If you don’t have the time or energy (as if I do), two sites made the Time list of top 50 websites and the magazine’s list of top 25 blog sites:  Boing Boing and Metafilter which provide an eclectic look at what’s going on in the “Hal-sian” world of the Internet.  If you do have the time or energy, here are the links:

http://www.time.com/time/specials/packages/completelist/0,29569,1918031,00.html

http://www.time.com/time/specials/packages/completelist/0,29569,1879276,00.html

*      FACTOID OF THE WEEK:  Traffic on 3G Networks will increase 20 times over in just the next five years, according to a forecast by wireless experts Unwired Insight.  Based on the graph provided by the company, the average traffic per 3G network is about 100 Megabits a month now, but that by 2014 it will top 2,000 Megabits a month.  And, considering this is coming from people with a vested interest in wireless, the report offers the unusually candid assessment that some networks won’t be able to cope with the growth.

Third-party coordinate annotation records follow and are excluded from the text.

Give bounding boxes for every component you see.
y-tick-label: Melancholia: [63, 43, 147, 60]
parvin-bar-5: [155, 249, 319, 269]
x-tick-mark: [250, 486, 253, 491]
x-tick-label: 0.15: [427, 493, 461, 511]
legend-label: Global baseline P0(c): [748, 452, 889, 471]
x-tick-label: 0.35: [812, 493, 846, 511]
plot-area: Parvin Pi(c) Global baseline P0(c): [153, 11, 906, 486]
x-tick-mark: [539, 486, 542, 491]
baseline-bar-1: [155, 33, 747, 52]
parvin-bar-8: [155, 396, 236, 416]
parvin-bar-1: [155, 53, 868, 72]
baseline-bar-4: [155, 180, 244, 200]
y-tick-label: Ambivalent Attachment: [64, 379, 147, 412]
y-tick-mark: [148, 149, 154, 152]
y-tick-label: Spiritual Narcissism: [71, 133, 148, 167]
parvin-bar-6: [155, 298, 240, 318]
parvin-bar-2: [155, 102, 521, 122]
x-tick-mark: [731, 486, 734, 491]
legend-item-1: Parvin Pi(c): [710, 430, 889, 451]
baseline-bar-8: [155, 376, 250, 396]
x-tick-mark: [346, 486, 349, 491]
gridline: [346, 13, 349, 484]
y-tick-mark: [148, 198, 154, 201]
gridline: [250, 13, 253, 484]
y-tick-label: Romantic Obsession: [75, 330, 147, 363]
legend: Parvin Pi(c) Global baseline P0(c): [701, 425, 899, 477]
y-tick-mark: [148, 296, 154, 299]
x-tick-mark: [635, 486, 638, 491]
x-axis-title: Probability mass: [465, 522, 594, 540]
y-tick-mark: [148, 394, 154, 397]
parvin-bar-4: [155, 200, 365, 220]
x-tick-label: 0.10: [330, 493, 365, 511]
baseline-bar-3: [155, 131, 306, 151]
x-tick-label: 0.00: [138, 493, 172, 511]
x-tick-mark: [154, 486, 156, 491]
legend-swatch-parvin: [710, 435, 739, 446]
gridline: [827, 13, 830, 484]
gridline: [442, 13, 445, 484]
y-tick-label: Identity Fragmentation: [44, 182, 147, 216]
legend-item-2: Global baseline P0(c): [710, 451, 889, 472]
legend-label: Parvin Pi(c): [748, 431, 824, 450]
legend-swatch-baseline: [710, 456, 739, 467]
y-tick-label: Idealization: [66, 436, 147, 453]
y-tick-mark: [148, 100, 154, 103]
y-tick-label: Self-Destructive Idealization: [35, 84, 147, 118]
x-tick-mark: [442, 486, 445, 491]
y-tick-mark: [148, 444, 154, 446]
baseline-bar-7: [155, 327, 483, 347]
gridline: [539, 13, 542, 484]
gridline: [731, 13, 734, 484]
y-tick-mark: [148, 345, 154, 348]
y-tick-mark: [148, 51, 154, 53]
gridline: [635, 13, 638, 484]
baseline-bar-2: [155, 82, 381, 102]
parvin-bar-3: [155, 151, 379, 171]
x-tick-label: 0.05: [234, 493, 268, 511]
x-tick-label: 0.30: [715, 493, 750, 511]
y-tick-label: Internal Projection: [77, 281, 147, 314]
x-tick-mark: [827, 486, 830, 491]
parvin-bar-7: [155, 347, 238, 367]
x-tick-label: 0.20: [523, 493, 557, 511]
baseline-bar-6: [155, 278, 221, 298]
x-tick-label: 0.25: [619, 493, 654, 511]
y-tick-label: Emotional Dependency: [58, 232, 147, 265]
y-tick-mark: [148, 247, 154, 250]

*      COCKTAIL CHATTER: It’s not likely to break your heart to learn this, but it took a ‘mere’ $930 Million to make it to the Forbes List of the 400 Richest Americans this year.  Last year you had to have $1.3 Billion to make the list.   The list has the usual suspects – Bill Gates at the top, followed by Warren Buffett and Oracle’s Lawrence Ellison.  But it’s the other factoids associated with the list that are most interesting.  Such as the fact that three quarters (314) of those on the list lost money this year compared to a quarter (126) last year.  Buffett lost a whopping $10 Billion, dropping his fortune to $40 Billion.  There was a slight increase in the number of people who made their own wealth (276 compared to 270 the year before) as opposed to being born into wealth.  Despite the presence of 25 year old Mark Zuckerberg as the youngest Billionaire on the list, the average age is 65.8.  Maybe because Zuckerberg is offset by the oldest Billionaire, 95 year old television mogul John Kluge.  And just because it’s hard not to do a message without mentioning social media any more, websiteUberCEO.com reports that only two of the top 100 CEO’s have Twitter accounts and only 13 have LinkedIn accounts.  And not one has a blog.  One of those with a Twitter account – Warren Buffett whom UberCEO reports has 7,441 followers but doesn’t follow anyone.

On the flip side of this economic coin, the Pew Research Center reports that only about half (51%) of all retirees say they retired because they wanted to.  A third (32%) retired because of health or other reasons while one in ten (9%) say their employer forced them to retire.  Despite that, more than half (57%) found retirement ‘very satisfying’ while a quarter (23%) found it ‘fairly satisfying.’  And as you would expect, the voluntary retirees were twice as likely as the reluctant retirees to find life in the slow lane ‘very satisfying’ (75% vs. 37%).